1.
La
responsabilità degli enti nella l. 231/2000
Il
d.lg. 8 giugno 2001 n. 231, in tema di responsabilità da reato degli enti,
prevedendo un'autonoma responsabilità amministrativa dell'ente in caso di
commissione, nel suo interesse o a suo vantaggio, di uno dei reati
"presupposti" tassativamente indicati da parte di un soggetto che
abbia agito in nome e per conto dell'ente, si basa sull'assunto che il reato
"è fatto della società, di cui essa deve rispondere": la persona
fisica che, nell'ambito delle proprie competenze societarie, agisce nell'interesse
o a vantaggio dell'ente, opera, quindi, come organo e non come soggetto
distinto rispetto all'ente; né la degenerazione di tale attività in illecito
penale è di ostacolo all'immedesimazione. L'ente, quindi, risponde per fatto
proprio, senza alcuna violazione del principio costituzionale del divieto di
responsabilità penale per fatto altrui (art. 27 cost.).
Il
D.Lvo n. 231 del 2001, nell'adeguare il nostro ordinamento ai principi
comunitari, ha introdotto per la prima volta una responsabilità delle persone
giuridiche con riferimento ad una serie di reati, in origine limitati ma
successivamente ampliati a seguito di diversi interventi normativi. A tal
proposito va dato atto che non si è ancora sopito il dibattito concernente la
natura di una siffatta responsabilità, derivante anche da un dettato normativo
che si muove a cavallo tra settori diversi del diritto ed avuto, comunque,
riguardo anche alle difficoltà nel superamento del noto principio societas
delinquere non potest.
Significativamente
il legislatore, utilizzando una formula di "compromesso", ha
qualificato tale responsabilità come "responsabilità degli enti per
illeciti amministrativi dipendenti da reato".
V'è
stato peraltro chi, nel tentativo di superare la vexata quaestio concernente
proprio la configurabilità di una responsabilità penale delle persone
giuridiche, ha affermato che la responsabilità riconosciuta in capo agli enti
rappresenterebbe un tertium genus, ma comunque riconducibile ad un modello latu
sensu criminale creato allo scopo di conciliare i principi del sistema penale
con quelli del sistema amministrativo, nonché di contemperare le ragioni
dell'efficacia preventiva con quelle, ancora più ineludibili, della massima
garanzia delle prerogative della difesa (Cass. Sez.
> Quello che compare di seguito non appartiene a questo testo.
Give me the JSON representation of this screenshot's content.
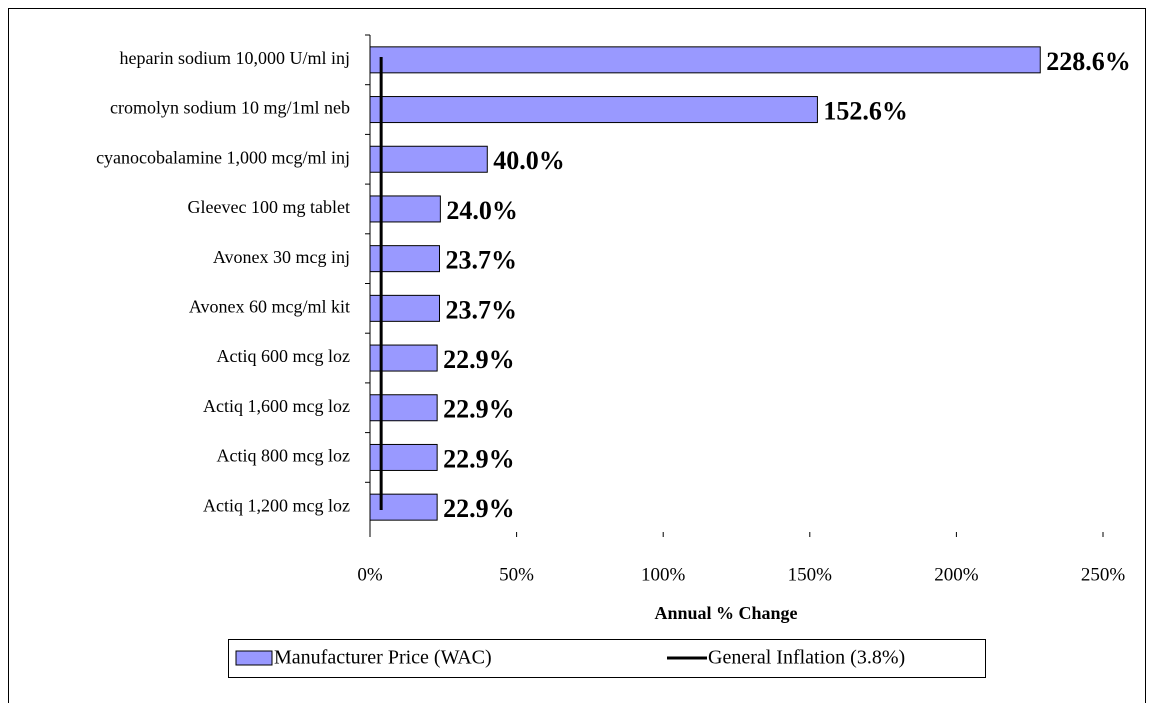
{
  "chart_data": {
    "type": "bar",
    "orientation": "horizontal",
    "xlabel": "Annual % Change",
    "categories": [
      "heparin sodium 10,000 U/ml inj",
      "cromolyn sodium 10 mg/1ml neb",
      "cyanocobalamine 1,000 mcg/ml inj",
      "Gleevec 100 mg tablet",
      "Avonex 30 mcg inj",
      "Avonex 60 mcg/ml kit",
      "Actiq 600 mcg loz",
      "Actiq 1,600 mcg loz",
      "Actiq 800 mcg loz",
      "Actiq 1,200 mcg loz"
    ],
    "series": [
      {
        "name": "Manufacturer Price (WAC)",
        "color": "#9999ff",
        "values": [
          228.6,
          152.6,
          40.0,
          24.0,
          23.7,
          23.7,
          22.9,
          22.9,
          22.9,
          22.9
        ],
        "value_labels": [
          "228.6%",
          "152.6%",
          "40.0%",
          "24.0%",
          "23.7%",
          "23.7%",
          "22.9%",
          "22.9%",
          "22.9%",
          "22.9%"
        ]
      }
    ],
    "reference_line": {
      "name": "General Inflation (3.8%)",
      "value": 3.8,
      "color": "#000000"
    },
    "xlim": [
      0,
      250
    ],
    "xticks": [
      {
        "value": 0,
        "label": "0%"
      },
      {
        "value": 50,
        "label": "50%"
      },
      {
        "value": 100,
        "label": "100%"
      },
      {
        "value": 150,
        "label": "150%"
      },
      {
        "value": 200,
        "label": "200%"
      },
      {
        "value": 250,
        "label": "250%"
      }
    ],
    "legend": "bottom"
  }
}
VI, 18 febbraio 2010, n.
27735, che ha rigettato l'eccezione di illegittimità costituzionale dell'art. 5
del decreto legislativo, sollevata in riferimento agli artt. 3 e 27 Cost., in
quanto la responsabilità dell'ente per i reati commessi nel suo interesse o a
suo vantaggio non è una forma di responsabilità oggettiva, né per fatto altrui,
essendo previsto necessariamente, per la sua configurabilità, la sussistenza
della cosiddetta "colpa di organizzazione" della persona giuridica e
considerato che il reato commesso nel suo interesse o a suo vantaggio da
soggetti inseriti nella compagine della persona giuridica deve considerarsi
tale in forza del rapporto di immedesimazione organica che lega i primi alla
seconda). (G.i.p. Roma 7.2.2012).
L'ente
è responsabile per i reati commessi nel suo interesse o a suo vantaggio:
a)
da persone che rivestono funzioni di rappresentanza, di amministrazione o di
direzione dell'ente o di una sua unità organizzativa dotata di autonomia
finanziaria e funzionale nonché da persone che esercitano, anche di fatto, la
gestione e il controllo dello stesso;
b)
da persone sottoposte alla direzione o alla vigilanza di uno dei soggetti di
cui alla lettera a).
L'ente
non risponde se le persone indicate nel comma 1 hanno agito nell'interesse
esclusivo proprio o di terzi, art. 5, d.lg. 8 giugno 2001 n. 231,.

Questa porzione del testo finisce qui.